Some-time later, however, the Labour Court had occasion to consider the same argument, this time against the National Security and Unqualified Union (NSUU). This time, however, the dispute was more focused and related only to organisational rights. NSUU was not getting any joy from ADT to get organisational rights. Frustrated with the CCMA processes, it similarly obtained authorisation under the RGA to march to ADT head office in Cape Town and hand over a memorandum. However, this time, ADT was not successful as Steenkamp J in ADT v National Security & Unqualified Union & Others [2014] 11 BLLR 1096 (LAC) dismissed the application for an interdict on the basis that the marchers would be exercising their constitutional right to demonstrate, there was compliance with the RGA and that the march was not in breach of their employment contracts.
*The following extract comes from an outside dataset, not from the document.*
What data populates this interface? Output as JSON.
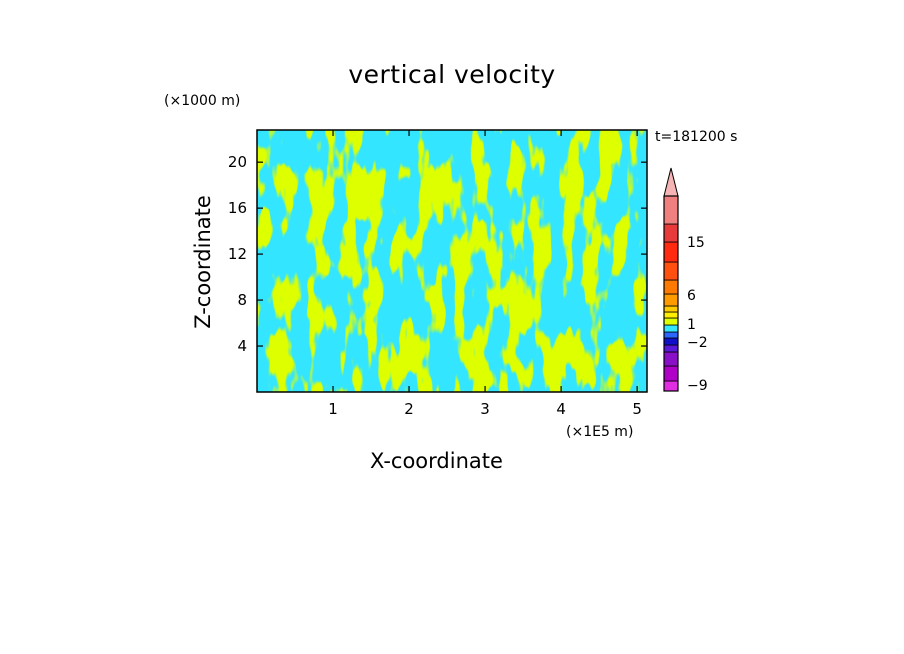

On appeal to the LAC the judgment was overturned. The LAC highlighted the importance of the LRA as the point of departure, and the obligation of workers not to circumvent the processes under the LRA. Interestingly, in both ADT matters this is precisely what the unions sought to do - circumvent the LRA (and the Employment Equity Act in the SATAWU matter) to place "pressure" on the employer swiftly and in the public eye.
Until set aside by the Constitutional Court, the position is that employment related grievances must be processed under the relevant piece of employment legislation and that the RGA is not the default position when seeking to picket and assemble at the workplace.
So, the next time you faced with employees wanting to hand over their memorandum of demands (sanctioned only by the RGA), sit back and reflect: "the lady doth protest too much?"
You may then be surprised to exit the scene with these words: "methinks!"
As published in Without Prejudice in July 2016.